In the thirteenth book of his 1805 Prelude, Wordsworth describes a hiking trip that he and a friend took up Mount Snowdon in Wales. The imagery that Wordsworth employs while describing the hike is just as vivid as in any other poem, but it seems different to me in tone: so many of Wordsworth’s poems present flawless, impeccable images of the natural world, all soaring vistas and soul-piercing mountains. In the 1805 Prelude, we see more examples of disappointing landscapes, perhaps most famously Mont Blanc: Wordsworth’s description of Mont Blanc is limited, though, and he promptly moves on.
When he details his hike up Mount Snowdon, though, the scene he paints is almost oppressively real: it took place on “a close warm night, / Wan, dull, and glaring,” humid, and with a storm brewing. The images are so tactile that, for the first time reading one of these poems about the natural landscape, I could truly identify with the hikers. The sensory input described is so close to the skin that it could be anywhere, and I’m fairly confident that every reader knows the feeling of walking through a muggy night.

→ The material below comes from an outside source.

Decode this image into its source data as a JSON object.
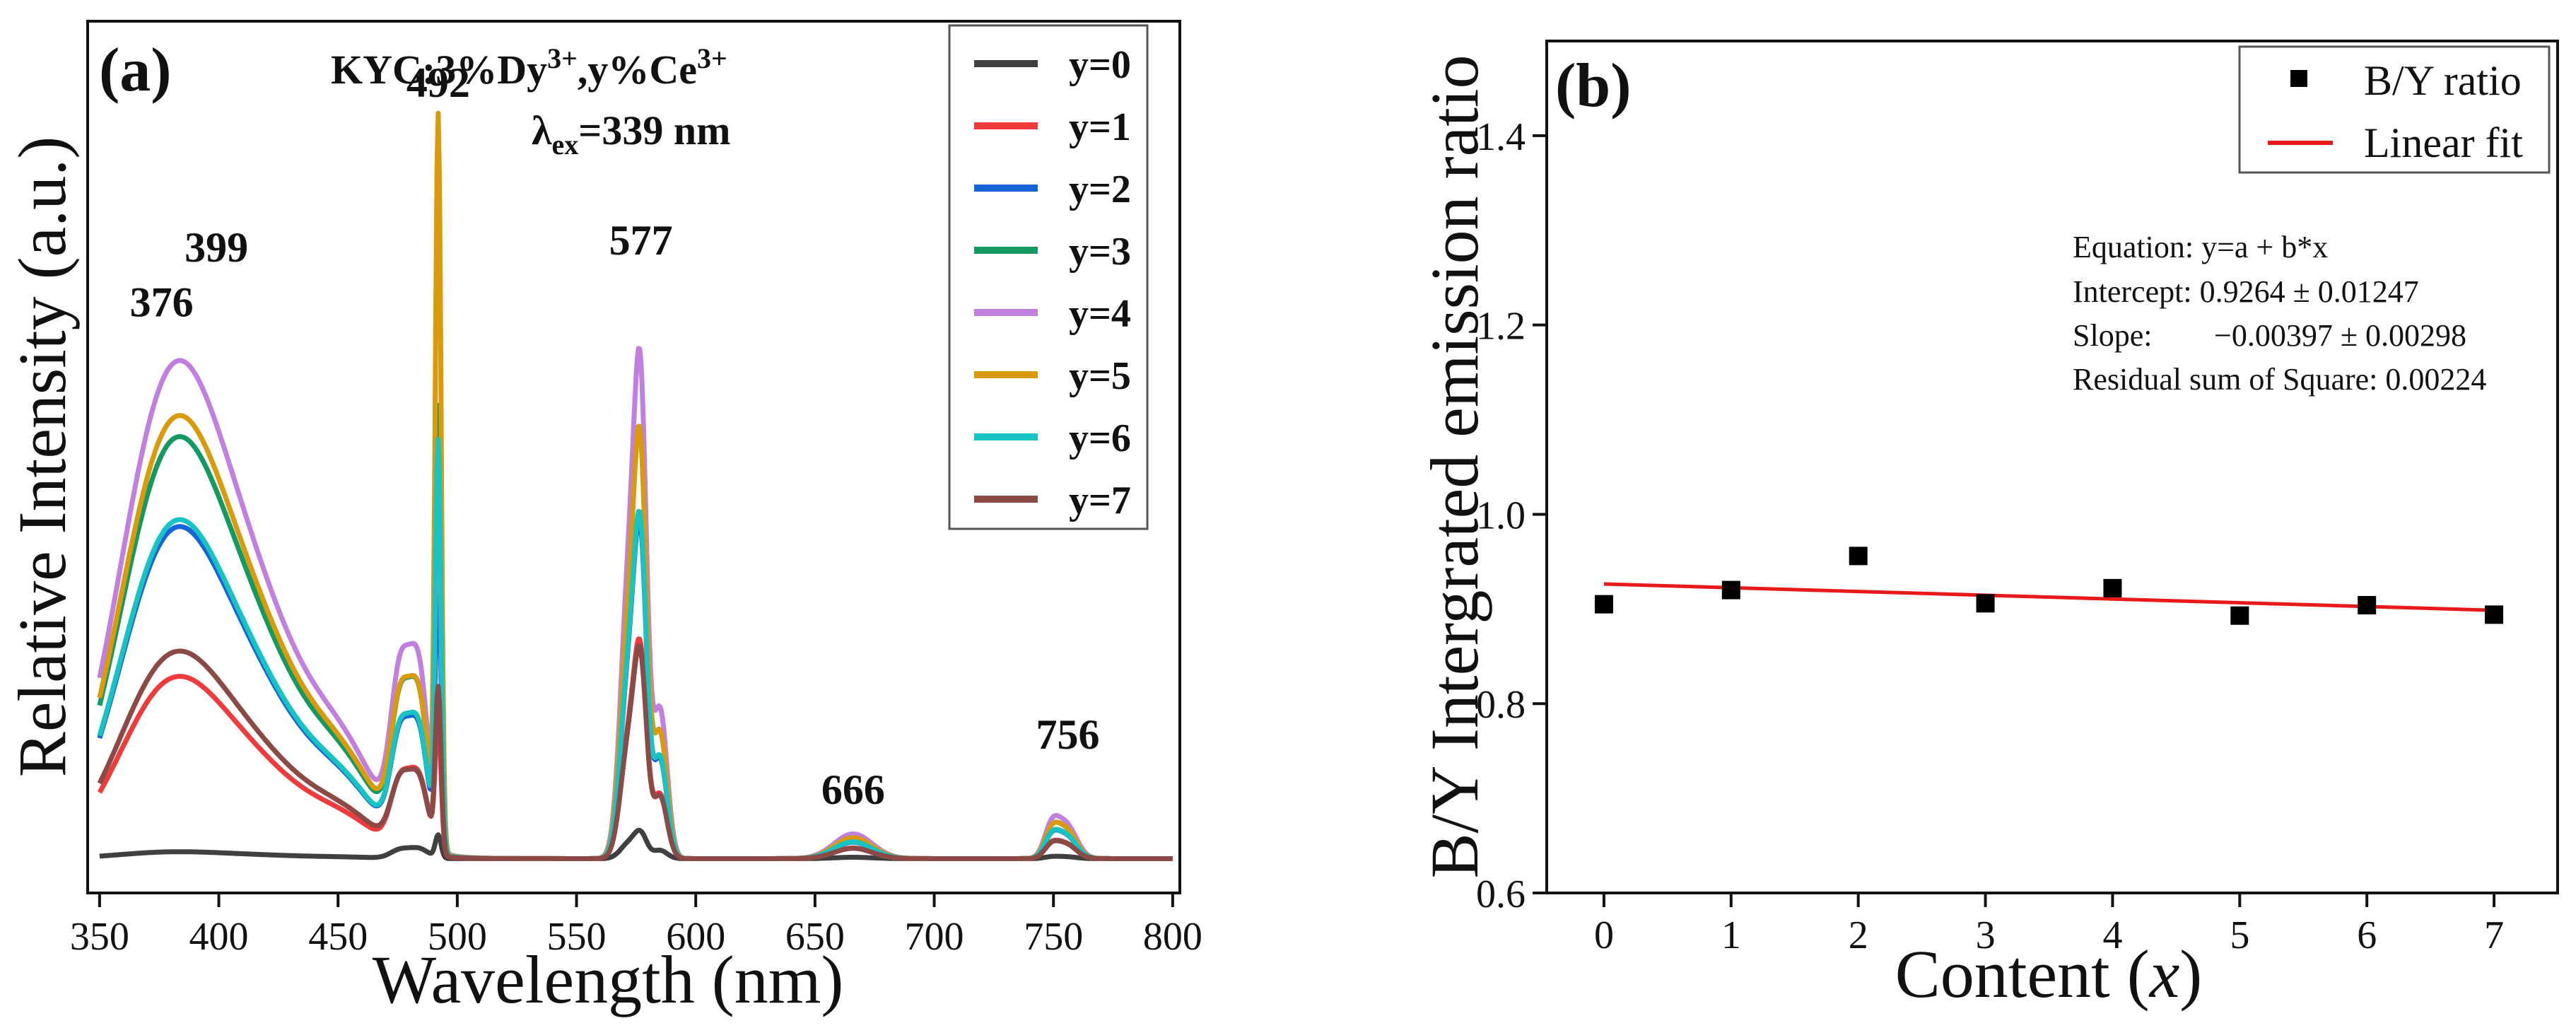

Of course, the scene gets more sublime once the hikers break out of the mist, and Wordsworth then goes on to describe “The perfect image” — but I cannot help but wonder if the body of this poem was born of the some spontaneous overflow of powerful emotion that gave rise to so much of his other work, or whether it was written out of necessity, to lay the groundwork for his musings on that “perfect image.” I know that when I write, I am usually interested by only a handful of scenes, usually some towards the beginning and some towards the end, and filling in the language in between can feel like a laborious slog. I may be projecting (in fact, I probably am), but in this poem, I detect some of the same desire to simply get to point B, be it the top of the mountain or the discussion of the sublime.